Menuda tajada la que llevaba Robledo después de la cena de empresa que la Inombrable había celebrado en una discoteca de la ciudad.
Robledo intentó llegar a la barra de la discoteca, arrastrando los pies. Una vez conseguido su objetivo, se subió a una banqueta, cerró los ojos y los abrió de inmediato cuando descubrió que aumentaba su sensación de mareo.
Interiormente se reprochó el exceso de bebida durante la cena. Se sintió como Bronchales, su inmediato superior, que bebía siempre en exceso durante las cenas de empresa, para vencer su timidez.

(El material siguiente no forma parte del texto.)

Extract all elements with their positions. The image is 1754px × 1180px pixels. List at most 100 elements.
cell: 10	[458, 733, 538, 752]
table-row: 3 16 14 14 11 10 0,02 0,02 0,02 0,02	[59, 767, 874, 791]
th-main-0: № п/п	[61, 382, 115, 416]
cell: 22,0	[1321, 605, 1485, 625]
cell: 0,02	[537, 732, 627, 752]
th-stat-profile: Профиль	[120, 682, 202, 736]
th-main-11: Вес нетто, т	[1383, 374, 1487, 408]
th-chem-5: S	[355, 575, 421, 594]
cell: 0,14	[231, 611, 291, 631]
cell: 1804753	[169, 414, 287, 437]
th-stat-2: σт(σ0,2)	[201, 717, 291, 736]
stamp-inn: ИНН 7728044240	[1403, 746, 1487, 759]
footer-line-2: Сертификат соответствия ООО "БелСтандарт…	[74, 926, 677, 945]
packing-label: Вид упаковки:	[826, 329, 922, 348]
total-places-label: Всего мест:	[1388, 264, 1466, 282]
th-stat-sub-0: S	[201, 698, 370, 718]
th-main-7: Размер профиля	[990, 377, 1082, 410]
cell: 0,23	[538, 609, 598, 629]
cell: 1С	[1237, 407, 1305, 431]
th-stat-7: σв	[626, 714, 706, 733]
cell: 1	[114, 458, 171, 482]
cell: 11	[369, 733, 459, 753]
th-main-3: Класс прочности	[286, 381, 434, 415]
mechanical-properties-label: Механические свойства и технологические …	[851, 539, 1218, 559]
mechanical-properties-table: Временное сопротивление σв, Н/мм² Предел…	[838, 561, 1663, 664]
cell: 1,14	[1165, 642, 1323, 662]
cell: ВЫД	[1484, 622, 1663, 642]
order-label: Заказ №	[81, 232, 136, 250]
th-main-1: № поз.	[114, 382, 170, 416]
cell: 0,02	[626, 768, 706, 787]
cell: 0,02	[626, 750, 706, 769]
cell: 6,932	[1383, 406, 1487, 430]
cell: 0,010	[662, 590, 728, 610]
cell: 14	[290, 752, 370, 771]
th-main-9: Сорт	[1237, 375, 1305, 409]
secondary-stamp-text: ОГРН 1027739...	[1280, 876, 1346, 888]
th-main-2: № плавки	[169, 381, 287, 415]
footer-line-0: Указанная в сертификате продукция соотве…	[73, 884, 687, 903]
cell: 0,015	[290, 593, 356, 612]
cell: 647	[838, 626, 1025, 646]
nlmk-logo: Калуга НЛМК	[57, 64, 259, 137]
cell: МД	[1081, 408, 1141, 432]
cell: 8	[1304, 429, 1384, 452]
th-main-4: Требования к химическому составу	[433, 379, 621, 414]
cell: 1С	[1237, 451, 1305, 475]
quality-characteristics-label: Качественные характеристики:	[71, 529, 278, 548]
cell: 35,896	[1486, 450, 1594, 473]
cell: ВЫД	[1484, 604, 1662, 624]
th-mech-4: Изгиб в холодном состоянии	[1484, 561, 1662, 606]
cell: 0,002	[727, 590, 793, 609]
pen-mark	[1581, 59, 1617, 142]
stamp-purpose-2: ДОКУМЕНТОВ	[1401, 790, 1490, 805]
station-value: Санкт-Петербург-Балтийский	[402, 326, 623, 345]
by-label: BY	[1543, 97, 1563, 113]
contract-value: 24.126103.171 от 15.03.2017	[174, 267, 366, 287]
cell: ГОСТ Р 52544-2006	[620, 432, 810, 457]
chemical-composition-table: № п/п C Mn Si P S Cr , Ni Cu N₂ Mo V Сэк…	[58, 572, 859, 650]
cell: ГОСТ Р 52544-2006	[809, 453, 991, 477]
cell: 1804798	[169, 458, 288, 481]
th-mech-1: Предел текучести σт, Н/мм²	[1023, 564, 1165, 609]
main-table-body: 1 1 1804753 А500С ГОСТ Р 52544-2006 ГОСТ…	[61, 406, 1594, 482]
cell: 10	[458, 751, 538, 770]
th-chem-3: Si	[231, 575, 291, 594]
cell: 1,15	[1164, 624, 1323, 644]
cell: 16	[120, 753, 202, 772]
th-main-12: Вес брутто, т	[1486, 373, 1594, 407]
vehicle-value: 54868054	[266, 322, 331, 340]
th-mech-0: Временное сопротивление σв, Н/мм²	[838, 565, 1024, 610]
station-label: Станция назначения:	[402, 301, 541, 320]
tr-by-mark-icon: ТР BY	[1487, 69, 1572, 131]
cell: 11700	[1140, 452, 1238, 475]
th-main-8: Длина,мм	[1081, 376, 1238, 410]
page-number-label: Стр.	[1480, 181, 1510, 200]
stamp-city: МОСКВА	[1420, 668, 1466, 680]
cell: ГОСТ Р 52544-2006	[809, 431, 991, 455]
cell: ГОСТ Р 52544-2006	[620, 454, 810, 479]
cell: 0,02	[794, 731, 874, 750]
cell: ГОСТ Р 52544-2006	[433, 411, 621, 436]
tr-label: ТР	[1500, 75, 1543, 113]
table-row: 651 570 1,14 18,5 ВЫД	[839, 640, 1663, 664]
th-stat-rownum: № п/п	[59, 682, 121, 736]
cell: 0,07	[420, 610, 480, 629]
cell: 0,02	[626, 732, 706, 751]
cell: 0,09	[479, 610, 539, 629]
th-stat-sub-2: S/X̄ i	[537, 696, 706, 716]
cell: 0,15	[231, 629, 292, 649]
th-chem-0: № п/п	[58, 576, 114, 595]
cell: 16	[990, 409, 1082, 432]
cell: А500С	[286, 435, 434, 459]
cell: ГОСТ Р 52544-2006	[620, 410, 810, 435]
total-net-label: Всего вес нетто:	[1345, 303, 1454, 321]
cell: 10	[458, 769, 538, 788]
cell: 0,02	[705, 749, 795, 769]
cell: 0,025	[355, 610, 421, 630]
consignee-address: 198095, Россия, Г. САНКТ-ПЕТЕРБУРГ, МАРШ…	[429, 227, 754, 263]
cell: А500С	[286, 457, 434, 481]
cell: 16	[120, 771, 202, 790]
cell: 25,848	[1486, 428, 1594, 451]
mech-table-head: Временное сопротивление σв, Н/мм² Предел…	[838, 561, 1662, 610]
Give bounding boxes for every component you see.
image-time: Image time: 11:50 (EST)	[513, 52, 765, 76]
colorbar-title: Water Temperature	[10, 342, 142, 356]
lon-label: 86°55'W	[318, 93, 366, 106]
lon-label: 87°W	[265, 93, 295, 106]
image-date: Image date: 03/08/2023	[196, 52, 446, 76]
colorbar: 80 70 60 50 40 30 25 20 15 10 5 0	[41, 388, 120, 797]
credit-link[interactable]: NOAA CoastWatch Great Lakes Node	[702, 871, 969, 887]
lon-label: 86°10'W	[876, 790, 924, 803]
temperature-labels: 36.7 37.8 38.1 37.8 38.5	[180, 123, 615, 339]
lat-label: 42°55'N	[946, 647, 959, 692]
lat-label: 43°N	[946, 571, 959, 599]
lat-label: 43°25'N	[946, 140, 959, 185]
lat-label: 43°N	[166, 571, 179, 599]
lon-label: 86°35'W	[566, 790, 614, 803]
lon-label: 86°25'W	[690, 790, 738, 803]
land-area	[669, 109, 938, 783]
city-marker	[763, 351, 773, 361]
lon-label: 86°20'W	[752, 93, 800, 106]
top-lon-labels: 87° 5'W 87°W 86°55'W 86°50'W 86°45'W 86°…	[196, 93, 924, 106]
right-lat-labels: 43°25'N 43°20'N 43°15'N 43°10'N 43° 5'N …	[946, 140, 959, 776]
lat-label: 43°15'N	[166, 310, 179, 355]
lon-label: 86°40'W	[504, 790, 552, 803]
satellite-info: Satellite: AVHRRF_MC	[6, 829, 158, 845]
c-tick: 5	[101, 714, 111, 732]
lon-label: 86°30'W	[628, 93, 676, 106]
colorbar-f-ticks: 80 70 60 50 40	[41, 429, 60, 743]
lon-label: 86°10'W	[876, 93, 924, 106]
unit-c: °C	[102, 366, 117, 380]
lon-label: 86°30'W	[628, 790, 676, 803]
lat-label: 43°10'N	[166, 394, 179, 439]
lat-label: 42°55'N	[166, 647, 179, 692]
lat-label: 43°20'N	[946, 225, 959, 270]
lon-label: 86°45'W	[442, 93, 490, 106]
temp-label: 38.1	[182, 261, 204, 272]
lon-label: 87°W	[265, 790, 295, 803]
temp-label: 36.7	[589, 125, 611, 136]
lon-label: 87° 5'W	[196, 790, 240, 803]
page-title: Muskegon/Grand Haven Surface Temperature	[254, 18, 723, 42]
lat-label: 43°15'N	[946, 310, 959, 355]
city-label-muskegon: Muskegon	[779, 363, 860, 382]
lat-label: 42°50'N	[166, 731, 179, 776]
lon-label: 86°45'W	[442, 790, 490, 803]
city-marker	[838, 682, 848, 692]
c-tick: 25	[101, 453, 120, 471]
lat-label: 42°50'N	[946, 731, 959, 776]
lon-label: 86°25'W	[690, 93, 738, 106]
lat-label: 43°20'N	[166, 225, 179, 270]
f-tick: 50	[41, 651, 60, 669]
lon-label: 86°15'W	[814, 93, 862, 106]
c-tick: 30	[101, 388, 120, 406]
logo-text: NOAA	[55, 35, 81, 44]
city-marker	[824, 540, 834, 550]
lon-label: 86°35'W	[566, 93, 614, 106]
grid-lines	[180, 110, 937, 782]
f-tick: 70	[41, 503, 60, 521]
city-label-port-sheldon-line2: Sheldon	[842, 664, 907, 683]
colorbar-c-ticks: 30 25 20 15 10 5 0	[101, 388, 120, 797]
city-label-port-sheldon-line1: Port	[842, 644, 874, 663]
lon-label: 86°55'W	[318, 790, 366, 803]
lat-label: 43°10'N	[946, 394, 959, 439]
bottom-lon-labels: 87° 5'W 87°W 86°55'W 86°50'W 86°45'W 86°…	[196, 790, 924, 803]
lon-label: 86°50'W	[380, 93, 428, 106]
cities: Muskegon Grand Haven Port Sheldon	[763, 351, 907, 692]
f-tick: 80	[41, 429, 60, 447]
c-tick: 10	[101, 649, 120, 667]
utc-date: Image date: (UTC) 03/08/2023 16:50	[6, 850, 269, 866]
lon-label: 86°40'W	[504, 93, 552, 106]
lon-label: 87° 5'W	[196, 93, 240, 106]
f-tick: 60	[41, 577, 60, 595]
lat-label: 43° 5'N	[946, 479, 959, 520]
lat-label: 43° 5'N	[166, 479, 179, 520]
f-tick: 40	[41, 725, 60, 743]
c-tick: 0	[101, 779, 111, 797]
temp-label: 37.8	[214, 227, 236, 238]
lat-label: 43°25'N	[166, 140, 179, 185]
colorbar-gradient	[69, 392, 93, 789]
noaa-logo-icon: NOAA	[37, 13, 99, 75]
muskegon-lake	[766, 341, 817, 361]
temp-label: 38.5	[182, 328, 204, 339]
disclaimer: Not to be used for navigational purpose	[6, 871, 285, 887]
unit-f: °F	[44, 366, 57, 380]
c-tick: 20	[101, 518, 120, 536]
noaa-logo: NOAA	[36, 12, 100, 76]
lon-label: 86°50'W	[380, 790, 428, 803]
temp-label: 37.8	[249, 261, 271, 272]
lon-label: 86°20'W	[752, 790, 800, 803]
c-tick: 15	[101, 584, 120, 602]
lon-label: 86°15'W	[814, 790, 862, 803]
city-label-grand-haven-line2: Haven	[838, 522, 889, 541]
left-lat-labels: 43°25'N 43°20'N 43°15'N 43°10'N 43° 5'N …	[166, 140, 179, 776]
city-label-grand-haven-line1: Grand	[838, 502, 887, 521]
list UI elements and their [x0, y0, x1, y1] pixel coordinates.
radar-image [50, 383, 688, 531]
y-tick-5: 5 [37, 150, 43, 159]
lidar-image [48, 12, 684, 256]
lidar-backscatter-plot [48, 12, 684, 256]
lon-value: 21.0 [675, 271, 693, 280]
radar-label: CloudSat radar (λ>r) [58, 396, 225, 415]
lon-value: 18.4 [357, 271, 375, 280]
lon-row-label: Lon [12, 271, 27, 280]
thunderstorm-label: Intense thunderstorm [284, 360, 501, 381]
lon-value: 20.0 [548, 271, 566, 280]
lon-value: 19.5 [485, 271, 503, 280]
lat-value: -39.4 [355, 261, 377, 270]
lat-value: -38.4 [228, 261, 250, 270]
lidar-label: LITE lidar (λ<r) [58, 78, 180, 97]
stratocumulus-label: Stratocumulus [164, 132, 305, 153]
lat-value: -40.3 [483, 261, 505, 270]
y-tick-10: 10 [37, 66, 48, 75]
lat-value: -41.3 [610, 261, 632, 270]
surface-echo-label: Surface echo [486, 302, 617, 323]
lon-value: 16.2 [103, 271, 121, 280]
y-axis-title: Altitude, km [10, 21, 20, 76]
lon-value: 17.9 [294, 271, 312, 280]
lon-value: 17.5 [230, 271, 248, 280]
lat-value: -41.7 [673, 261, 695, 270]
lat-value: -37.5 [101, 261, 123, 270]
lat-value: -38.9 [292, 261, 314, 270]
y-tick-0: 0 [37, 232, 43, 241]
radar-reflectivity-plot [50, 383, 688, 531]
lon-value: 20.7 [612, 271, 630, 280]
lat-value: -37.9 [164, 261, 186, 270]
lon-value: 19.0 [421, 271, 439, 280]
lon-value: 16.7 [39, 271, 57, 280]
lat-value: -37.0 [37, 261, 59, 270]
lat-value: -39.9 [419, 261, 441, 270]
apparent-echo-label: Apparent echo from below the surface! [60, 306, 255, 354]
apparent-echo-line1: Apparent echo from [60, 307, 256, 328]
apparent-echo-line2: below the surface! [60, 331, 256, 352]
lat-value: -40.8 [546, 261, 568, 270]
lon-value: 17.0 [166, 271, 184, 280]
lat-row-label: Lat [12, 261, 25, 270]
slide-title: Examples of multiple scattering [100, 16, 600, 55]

Robledo era jefe de departamento. Hacía ya casi veinte años que su empresa había sido comprada por la Inombrable y las cosas, desde entonces habían cambiado mucho. Recordaba aquellos tiempos en los que sus subalternos sentían ilusión por la empresa y se entregaban a fondo a su trabajo. Cuando la Inombrable tomó cartas en el asunto, lo primero que hizo fue poner un reloj de marcar en las oficinas y la gente, rebotada, dejó de hacer más horas que las que tocaban.
Cuando hicieron el traslado a las oficinas de la Inombrable, todo el personal fue repartido en los diferentes departamentos de la empresa y, la gran mayoría, degradados. Robledo mismo, dejó de ser jefe para convertirse en comodín, utilizado por cualquiera de sus nuevos jefes. Como buena persona que era, se dedicó a ayudar a los suyos, intentando infundirles una cierta ilusión por su trabajo. Pasaron los años y consiguió no únicamente sobrevivir, sino convertirse de nuevo, en jefe de un departamento.
– Hola. ¡Si es el abuelo Cebolleta!.
– ¿Cómo?. ¿Me has llamado abuelo Cebolleta?.
– Así es como te llaman tus pupilos.
– Ya les cantaré las cuarenta a esa pandilla de «cachondos».
– ¿Bailas?.
– Sólo si me sujetas para que no me caiga. No estoy muy estable. ¿Quíén eres? – preguntó Robledo -. Tu cara me es familiar. ¿Trabajas en la Inombrable?.
– Me llamo Laura y hace muchos años fuiste mi jefe. Siempre he guardado un buen recuerdo de ti. Eres una buena persona – le tomó la mano y lo llevó a la pista de baile donde, afortunadamente, sonaba un lento. Empezaron a bailar. Ella acercó su boca al oído de él.
– ¿Cómo te han ido estos años, Robledo? – preguntó.
– No demasiado bien. Esto va de mal en peor.
– ¿Cómo?. Si has llegado a ser jefe de nuevo.
– Un jefe que no manda. Que no está de acuerdo con las políticas de la dirección y que no puede decir nada. No sabes lo difícil que está siendo tener que participar en los despidos que están haciendo de gente que es muy buena, sin poder oponerme a ello.
– ¿Por qué no puedes decir nada?.
– Porqué perdería el empleo.
– Y, ¿qué más te da el empleo?. A tu edad ya podrías jubilarte. Has cambiado, Robledo. Noto en tu voz una gran dosis de amargura.
– ¿Cómo quieres que esté?. Me ha tocado hacer el papel de malo. Yo, que siempre he dado confianza a los demás. Yo, que siempre he creído en mis subalternos – sus ojos empezaron a brillar y una lágrima resbaló por su mejilla. Laura de soltó, le cogió la mano y le dijo con ternura:
– Ven. Te voy a llevar a casa.
Condujo ella, al principio en silencio. Luego él empezó a hablar:
– ¿Sabes?. Toda una vida de trabajo intentando sacar lo mejor de mis subalternos para acabar relegado a ésto. Recuerdo que, hace años me encontré a un excompañero que no paraba de decirme de que lo que más recordaba de mi era mi gran humanidad. Si me conociera ahora, seguro que ya no diría lo mismo. Lo peor es que no tengo más remedio que callarme. La política del director es que si no estás de acuerdo conmigo, estás contra mi.
– Te vuelvo a preguntar. ¿Por qué no dices lo que piensas y te largas de esa empresa?. Seguro que a estas alturas ya tendrás pagada la hipoteca…
– Voy a tener que hacerlo. Tengo grabada la imagen de la mirada de uno de los chicos que me tocó despedir. No consigo que se vaya y algunas veces me despierto viendo su cara. Esto no puede continuar.
Cuando ella dejó a Robledo, éste se alejó con paso vacilante. Laura se lo quedó mirando, sentada en el asiento del coche. Luego recordó al Robledo que conoció años atrás y en el que acababa de dejar en su casa. Silenciosamente, empezó a llorar.
Robledo no recordó nada al día siguiente. Nunca supo quien le había acompañado a casa. Y hoy sigue jugando al papel que le toca jugar en la empresa.